There’s so much fear of death in our culture. Karen’s a collector of positive stories about death. Honolulu’s storytelling meistro Jeff Gere invited her to share stories about death for public consumption, young and old – funny and heartwarming. Karen was with her mom when she passed away, her face lit up from within. Karen sat with her mom during labored breathing, she gave her mom permission to “go be with Dad”. Karen’s son arrived later, looked at his grandmother’s face and agreed it was luminous. Being a caregiver teaches us so much wisdom about life and death.

As another community contribution, Karen’s been able to share with friends and friends of friends the cancer journey that she went on. Her story joins the nutritional knowledge of her naturopath with the allopathic treatment of her oncologist. People are so frightened by hearing they have cancer. Karen never uses “war” terms around cancer, instead using terms like “path” and “journey”. Telling her story of surviving endometrial cancer bolsters others, giving them hope for their own recovery.
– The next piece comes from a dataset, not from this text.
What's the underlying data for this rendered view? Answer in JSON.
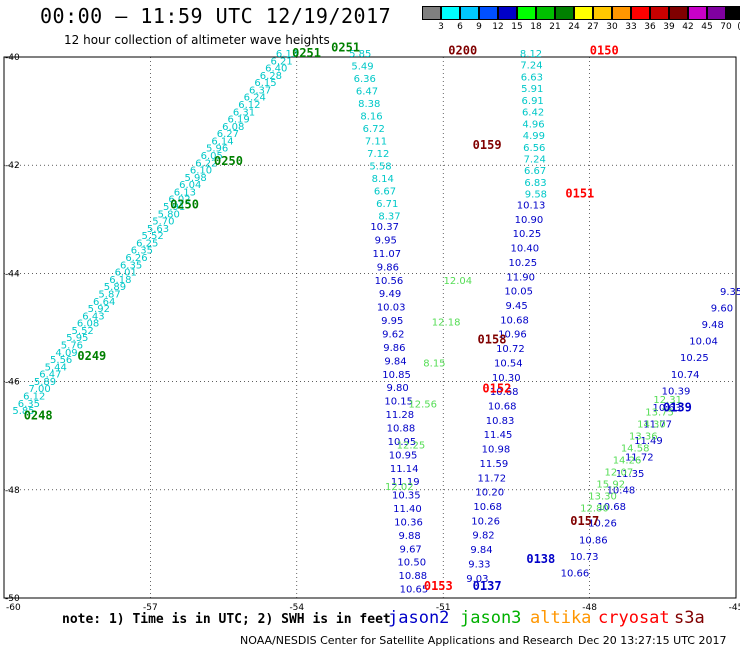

Karen’s interest in the rich variety of human stories began in the 2nd grade with her teacher Mrs. Ohta. The teacher took the class on field trips to a Quaker meeting house and a Catholic church in Manoa Valley, then to Buddhist temple in Nu’uanu, followed by an authentic tea ceremony with one of the student’s Japanese grandmother. Mrs. Ota had each child create their own beautiful ceramic tile mosaic in their classroom. Her teacher’s legacy of living a creative life, believing in each human being and making a difference in others’ lives is part of the person Karen has become.

We are so delighted Karen has made Still & Moving Center a part of her life story for so many years!